The National Republican Senatorial Committee is pulling its "Stop Obama" ad off the air in West Virginia amid a controversy over a casting call that reportedly asked for actors with a "'hicky' blue collar look."
GOP Senate candidate John Raese called the ad ridiculous in an apparent attempt to distance himself from the hullabaloo.
"The ad is ridiculous and I am happy to say that no one with the Raese campaign had anything to do with it. As a matter of fact, we asked that it be taken down long before it went public," said Raese's spokesman, Kevin McLaughlin. "But this campaign isn't about TV ads, it's about the 7,169 West Virginia seniors who are being told they are losing their health coverage because of Obamacare that Joe Manchin rubber stamped."
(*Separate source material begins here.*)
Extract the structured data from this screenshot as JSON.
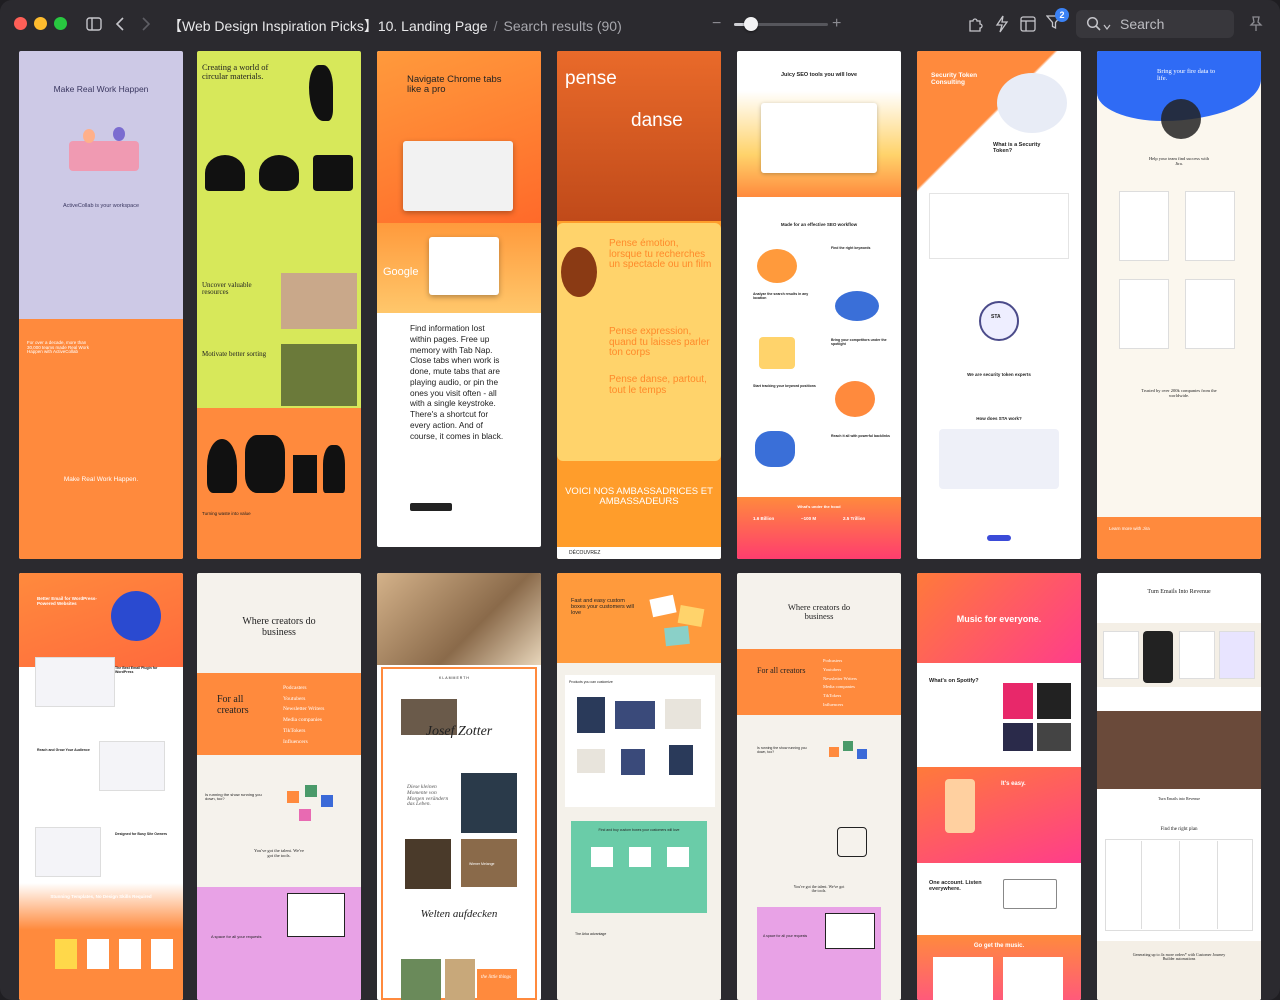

The ad's existence first was reported by Politico's Mike Allen. According to his report, the casting call for the ad asked for actors with a "'hicky' blue collar look ... think coal miner/trucker looks."
It's not unusual for ads to feature actors; the "Stop Obama" ad included professional actors and was made in Philadelphia.
But Gov. Manchin, whose standing in the polls has plummeted amid an anti-Washington wave, told ABC News that the ad was insulting to West Virginians because of how the casting call was worded.
"I wouldn't have been upset if they said we want coal miners and truckers," Manchin said. "Those are two of the most honorable professions we have -- hard-working people. But to cast that in such a disparaging light is just awful."
Playing on the rising disapproval in West Virginia against President Obama's agenda, the ad portrayed Manchin as a governor who may be popular in his home state, but who will likely turn into an Obama clone -- or "Washington Joe" -- once he gets to Washington.
The ad, which has been removed from YouTube, showed two men in a coffee shop talking about President Obama's policies that Manchin has supported.
"Joe's not bad as governor but when he's with Obama, he turns into 'Washington Joe,'" said one actor.
"We better keep Joe Manchin right here in West Virginia," one man says. "It's the only way we're going to stop Obama."
Manchin said Raese should apologize to the citizens of West Virginia for the advertisement.
"I mean, that's not right. That's not who we are. And I would hope it's not who he is," Manchin said.
NRSC officials told ABC News that the ad in question is being aired by the NRSC's independent expenditure unit, which is legally separate from the NRSC. That unit contracted with a GOP consulting firm, Jamestown Associates, to produce the "hicky" ad. Jamestown Associates, in turn, contacted an outside talent agency in Philadelphia.
Jamestown Associate's outline, provided to ABC News, didn't mention the word "hicky."
The radio version of the ad is still online.
Republicans are pouring millions of dollars into the West Virginia Senate race between businessman Raese and Manchin, and it has quickly heated up.
The NRSC reportedly plans to contribute a total of $1.3 million into Raese's campaign.
Manchin was considered a shoo-in for the seat occupied by the late Sen. Robert Byrd. His ratings as governor are high and Democrats have held on to that seat for half a century -- Byrd was the longest serving senator in U.S. history.